In an effort to lean into the season, I am giving you a replay from last year. I hope you enjoy.
I took my friend to dinner with us the other night. Sometimes I can’t quite handle the space between home and bed time when I am on my own, so I tempt my childless friends to dinner with me and the girls by offering to pay for their meal. On her way out of the door she looked me in the face and said “I hope you have the time to be sad.”
I am in up-state New York with my grandmother grieving like this family does. We touch each other a lot. We pick at each other about dumb things. We insist on being in the same room. We make mildly inappropriate jokes. (My sister suggested to my grandmother that they better use the Bible verses about sexual purity at the memorial service to remind my 89-year-0ld grandmother of her moral responsibilities in her new-found singleness. Later I heard my grandma tell a visitor that if she marries again that he has to be “healthy and wealthy, I’ll tell you that much right now.”) Often our laughter runs right into our tears and our tears run right through our laughter. I keep forgetting to not put on mascara. There really isn’t much point.

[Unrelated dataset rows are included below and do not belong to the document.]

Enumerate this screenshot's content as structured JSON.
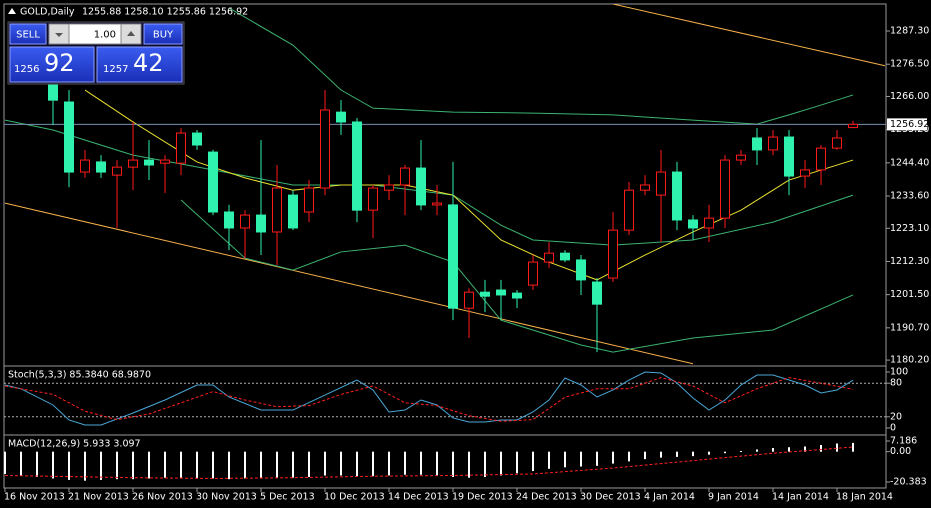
{
  "chart_data": [
    {
      "type": "candlestick",
      "title": "GOLD,Daily",
      "quote": "1255.88 1258.10 1255.86 1256.92",
      "categories": [
        "16 Nov 2013",
        null,
        null,
        null,
        "21 Nov 2013",
        null,
        null,
        null,
        "26 Nov 2013",
        null,
        null,
        null,
        "30 Nov 2013",
        null,
        null,
        null,
        "5 Dec 2013",
        null,
        null,
        null,
        "10 Dec 2013",
        null,
        null,
        null,
        "14 Dec 2013",
        null,
        null,
        null,
        "19 Dec 2013",
        null,
        null,
        null,
        "24 Dec 2013",
        null,
        null,
        null,
        "30 Dec 2013",
        null,
        null,
        null,
        "4 Jan 2014",
        null,
        null,
        null,
        "9 Jan 2014",
        null,
        null,
        null,
        "14 Jan 2014",
        null,
        null,
        null,
        "18 Jan 2014",
        null
      ],
      "open": [
        null,
        null,
        null,
        1269.7,
        1264.2,
        1241.4,
        1244.7,
        1240.4,
        1243.0,
        1245.3,
        1244.3,
        1244.3,
        1254.1,
        1247.9,
        1228.4,
        1223.2,
        1227.4,
        1221.9,
        1233.9,
        1228.4,
        1236.2,
        1260.9,
        1257.7,
        1229.0,
        1235.5,
        1237.2,
        1242.7,
        1230.7,
        1230.7,
        1197.1,
        1202.3,
        1203.0,
        1202.0,
        1204.6,
        1212.1,
        1215.0,
        1212.8,
        1205.6,
        1206.9,
        1222.5,
        1235.5,
        1233.9,
        1241.4,
        1225.8,
        1223.2,
        1226.4,
        1245.3,
        1252.5,
        1248.6,
        1252.8,
        1240.1,
        1242.1,
        1249.2,
        1255.88
      ],
      "high": [
        null,
        null,
        null,
        1271.3,
        1268.1,
        1248.6,
        1246.9,
        1245.3,
        1257.7,
        1251.8,
        1246.9,
        1255.7,
        1255.1,
        1248.6,
        1230.7,
        1229.0,
        1251.8,
        1243.7,
        1235.5,
        1238.8,
        1268.1,
        1264.8,
        1259.0,
        1237.2,
        1240.4,
        1243.7,
        1251.8,
        1237.2,
        1244.7,
        1203.6,
        1206.3,
        1206.3,
        1203.0,
        1214.4,
        1218.6,
        1216.0,
        1214.4,
        1206.9,
        1228.4,
        1238.2,
        1240.4,
        1248.6,
        1244.7,
        1227.4,
        1230.7,
        1246.9,
        1248.6,
        1255.7,
        1255.1,
        1255.1,
        1245.3,
        1250.2,
        1255.1,
        1258.1
      ],
      "low": [
        null,
        null,
        null,
        1256.7,
        1236.5,
        1239.5,
        1239.5,
        1223.2,
        1235.5,
        1238.8,
        1234.6,
        1240.4,
        1248.6,
        1227.4,
        1216.0,
        1213.4,
        1214.4,
        1211.1,
        1222.5,
        1225.1,
        1233.9,
        1253.5,
        1225.1,
        1219.9,
        1232.3,
        1227.4,
        1229.0,
        1227.4,
        1193.2,
        1187.4,
        1195.8,
        1193.2,
        1197.1,
        1203.0,
        1210.2,
        1212.1,
        1201.4,
        1182.8,
        1205.6,
        1220.9,
        1233.9,
        1218.6,
        1222.5,
        1219.3,
        1218.6,
        1223.2,
        1243.7,
        1243.7,
        1246.9,
        1233.9,
        1236.2,
        1237.2,
        1248.6,
        1255.86
      ],
      "close": [
        null,
        null,
        null,
        1264.8,
        1241.4,
        1245.3,
        1241.4,
        1243.0,
        1245.3,
        1243.7,
        1245.3,
        1254.1,
        1250.2,
        1228.4,
        1223.2,
        1227.4,
        1221.9,
        1236.2,
        1223.2,
        1236.2,
        1261.6,
        1257.7,
        1229.0,
        1236.2,
        1237.2,
        1242.7,
        1230.7,
        1231.3,
        1197.1,
        1202.3,
        1201.0,
        1201.4,
        1200.4,
        1212.1,
        1215.0,
        1212.8,
        1206.3,
        1198.4,
        1222.5,
        1235.5,
        1237.2,
        1241.4,
        1225.8,
        1223.2,
        1226.4,
        1245.3,
        1246.9,
        1248.6,
        1252.8,
        1240.1,
        1242.1,
        1249.2,
        1252.5,
        1256.92
      ],
      "up_color": "#ff1a1a",
      "down_color": "#2ef2ae",
      "last_price": 1256.92,
      "last_price_color": "#7890b0",
      "overlays": [
        {
          "color": "#3cb371",
          "x": [
            14,
            18,
            21,
            23,
            28,
            33,
            38,
            43,
            47,
            49,
            51,
            53
          ],
          "values": [
            1294.8,
            1282.7,
            1268.1,
            1262.2,
            1260.9,
            1260.6,
            1260.0,
            1258.3,
            1257.0,
            1260.0,
            1263.2,
            1266.5
          ]
        },
        {
          "color": "#3cb371",
          "x": [
            0,
            3,
            8,
            13,
            18,
            23,
            28,
            31,
            33,
            38,
            43,
            48,
            53
          ],
          "values": [
            1258.3,
            1255.1,
            1246.9,
            1242.1,
            1237.2,
            1237.2,
            1233.9,
            1224.1,
            1219.3,
            1217.6,
            1219.3,
            1225.1,
            1233.9
          ]
        },
        {
          "color": "#3cb371",
          "x": [
            11,
            15,
            18,
            21,
            25,
            28,
            31,
            36,
            38,
            43,
            48,
            53
          ],
          "values": [
            1232.3,
            1213.4,
            1209.5,
            1215.4,
            1217.6,
            1212.1,
            1193.2,
            1185.1,
            1182.8,
            1187.4,
            1190.0,
            1201.4
          ]
        },
        {
          "color": "#e8e030",
          "x": [
            5,
            8,
            12,
            15,
            18,
            21,
            25,
            28,
            31,
            34,
            37,
            40,
            43,
            46,
            49,
            53
          ],
          "values": [
            1268.1,
            1257.7,
            1244.7,
            1239.5,
            1235.5,
            1237.2,
            1237.2,
            1233.9,
            1219.3,
            1212.1,
            1206.3,
            1214.4,
            1221.9,
            1229.0,
            1238.8,
            1245.3
          ]
        }
      ],
      "trendlines": [
        {
          "color": "#f5b04a",
          "x": [
            0,
            43
          ],
          "values": [
            1231.3,
            1179.0
          ]
        },
        {
          "color": "#f5b04a",
          "x": [
            38,
            55
          ],
          "values": [
            1296.1,
            1276.0
          ]
        }
      ],
      "ylim": [
        1178.6,
        1296.1
      ],
      "yticks": [
        {
          "value": 1180.2,
          "label": "1180.20"
        },
        {
          "value": 1190.7,
          "label": "1190.70"
        },
        {
          "value": 1201.5,
          "label": "1201.50"
        },
        {
          "value": 1212.3,
          "label": "1212.30"
        },
        {
          "value": 1223.1,
          "label": "1223.10"
        },
        {
          "value": 1233.6,
          "label": "1233.60"
        },
        {
          "value": 1244.4,
          "label": "1244.40"
        },
        {
          "value": 1255.2,
          "label": "1255.20"
        },
        {
          "value": 1266.0,
          "label": "1266.00"
        },
        {
          "value": 1276.5,
          "label": "1276.50"
        },
        {
          "value": 1287.3,
          "label": "1287.30"
        }
      ]
    },
    {
      "type": "line",
      "title": "Stoch(5,3,3) 85.3840 68.9870",
      "series": [
        {
          "color": "#4aa8d8",
          "dash": false,
          "x": [
            0,
            1,
            3,
            4,
            5,
            6,
            8,
            10,
            12,
            13,
            14,
            16,
            18,
            20,
            22,
            23,
            24,
            25,
            26,
            27,
            28,
            29,
            30,
            31,
            32,
            33,
            34,
            35,
            36,
            37,
            38,
            39,
            40,
            41,
            42,
            43,
            44,
            45,
            46,
            47,
            48,
            49,
            50,
            51,
            52,
            53
          ],
          "values": [
            76.8,
            70,
            41.1,
            14.3,
            5.4,
            5.4,
            26.8,
            50,
            76.8,
            76.8,
            55.4,
            32.1,
            32.1,
            58.9,
            85.7,
            67.9,
            28.6,
            32.1,
            50,
            41.1,
            17.9,
            10.7,
            10.7,
            14.3,
            14.3,
            28.6,
            50,
            89.3,
            76.8,
            55.4,
            67.9,
            85.7,
            100,
            98.2,
            80.4,
            53.6,
            32.1,
            50,
            76.8,
            94.6,
            94.6,
            85.7,
            76.8,
            62.5,
            67.9,
            85.384
          ]
        },
        {
          "color": "#ff2020",
          "dash": true,
          "x": [
            0,
            3,
            5,
            7,
            9,
            11,
            13,
            15,
            17,
            19,
            21,
            23,
            25,
            27,
            29,
            31,
            33,
            35,
            37,
            39,
            41,
            43,
            45,
            47,
            49,
            51,
            53
          ],
          "values": [
            75,
            60,
            30,
            15,
            25,
            45,
            65,
            50,
            38,
            40,
            60,
            75,
            45,
            40,
            22,
            12,
            15,
            55,
            70,
            70,
            90,
            75,
            45,
            70,
            90,
            80,
            68.987
          ]
        }
      ],
      "levels": [
        20,
        80
      ],
      "ylim": [
        0,
        100
      ],
      "yticks": [
        0,
        20,
        80,
        100
      ]
    },
    {
      "type": "bar",
      "title": "MACD(12,26,9) 5.933 3.097",
      "color": "#ffffff",
      "values": [
        -15,
        -16,
        -17,
        -18,
        -19,
        -19.5,
        -19,
        -18.5,
        -18.5,
        -18,
        -17.5,
        -17.5,
        -18,
        -18,
        -18.5,
        -18,
        -18,
        -17.5,
        -17.5,
        -17,
        -16,
        -16,
        -16.5,
        -16.5,
        -16,
        -15.5,
        -15.5,
        -16,
        -17,
        -17.5,
        -17,
        -16,
        -14.5,
        -13,
        -11.5,
        -10.5,
        -10,
        -9.5,
        -8,
        -6.5,
        -5,
        -4,
        -3.5,
        -3,
        -2,
        -1,
        0.5,
        1.5,
        2.5,
        3,
        3.5,
        4.5,
        5.5,
        5.933
      ],
      "series": [
        {
          "color": "#ff2020",
          "dash": true,
          "x": [
            0,
            8,
            13,
            18,
            23,
            28,
            33,
            38,
            43,
            48,
            53
          ],
          "values": [
            -16,
            -17.5,
            -18,
            -17.5,
            -16.5,
            -16,
            -15,
            -11,
            -6,
            -1,
            3.097
          ]
        }
      ],
      "ylim": [
        -20.383,
        7.186
      ],
      "yticks": [
        -20.383,
        {
          "value": 0,
          "label": "0.00"
        },
        7.186
      ]
    }
  ],
  "trade_panel": {
    "sell": "SELL",
    "lots": "1.00",
    "buy": "BUY",
    "bid_big": "1256",
    "bid_pips": "92",
    "ask_big": "1257",
    "ask_pips": "42"
  }
}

I saw a shooting star last night. The stars here are so much brighter without all of the city light pollution I get at home. Jill and my cousin Carrie didn’t see it. Just me. It reminded me of the nights the cousins used to go down to the lake to see the meteor showers my mom had inevitably alerted us to. We used to go down to the beach and then tell my mom she had to go up to the house so we could lay on the picnic tables and have exclusive cousin time.

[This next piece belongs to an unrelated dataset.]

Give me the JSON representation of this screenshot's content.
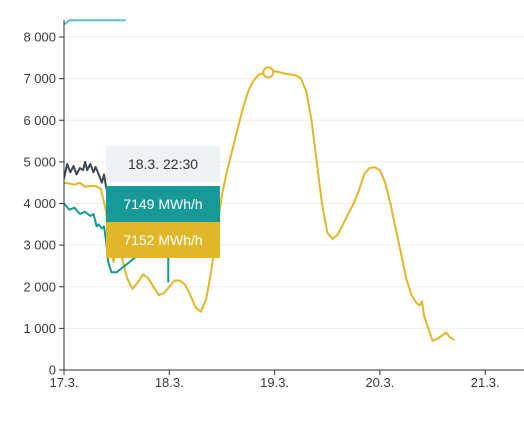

We would lay on those picnic tables with their bases buried in the sand and look at the sky. Without looking into each others faces somehow it was easier to speak into the darkness, not that we said anything important. We mostly talked about what we had done during the school year. We started a lot of sentences with “do you remember when” and end them with fits of laughter. We would wait for the stars to streak through the sky. But the good parts came in the waiting, between the streaks of glory through the sky we were content to just be with each other, hear each others stories.
Grandpa was an excellent provider and Grandma is well provided for, but she is a little worried about the day in day out of it all. Coming home to an empty house, eating alone. Those things are going to be hard and there isn’t much to do about it. It must be done. Waiting for her life to change, this holding pattern has been hard on her.

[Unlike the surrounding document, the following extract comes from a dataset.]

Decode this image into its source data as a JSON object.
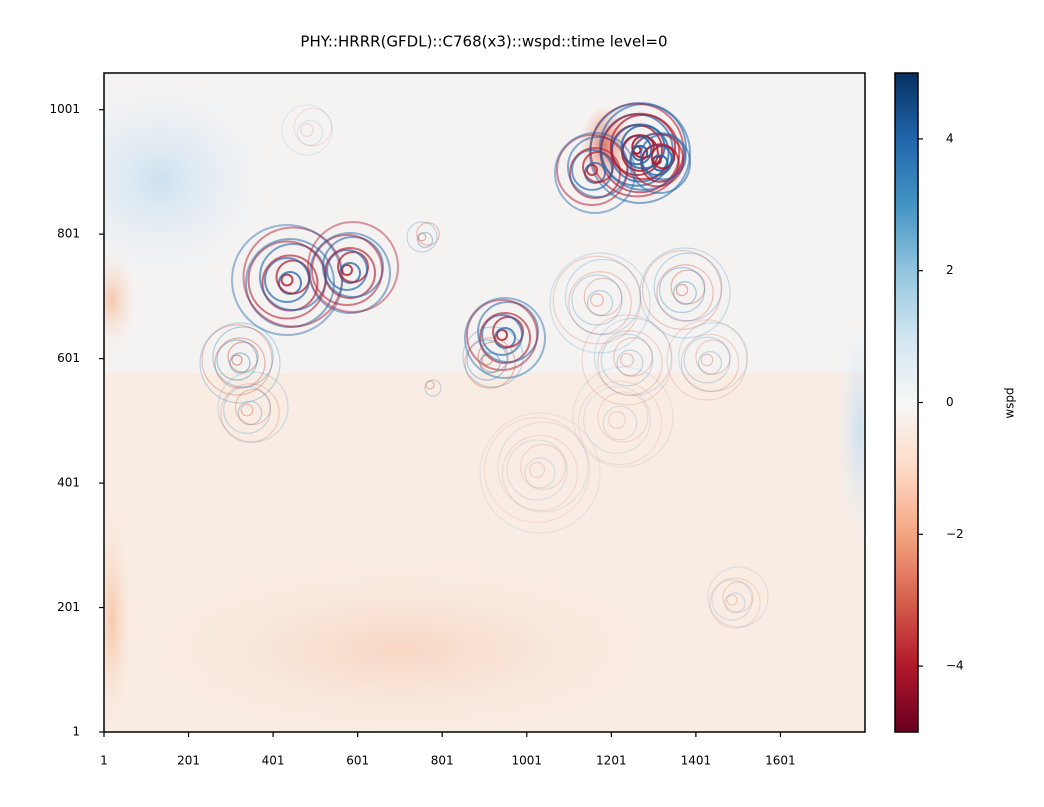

In this life I sometimes do see those moments of God’s glory streaking through the sky. I lie on the picnic table and wait and watch and there they are, sometimes dozens at a time, a whole shower. It is in those moments where I am surest of the security of that base in the sand, of the place I have chosen to lay. But lately it has been the in between, the waiting. I need to remember that perhaps the shooting stars are not the point, but the space in between. We talk, we laugh, we speak into the darkness, we hear each others stories and point our face to the sky, knowing it is only a matter of time before the next star streaks across the sky.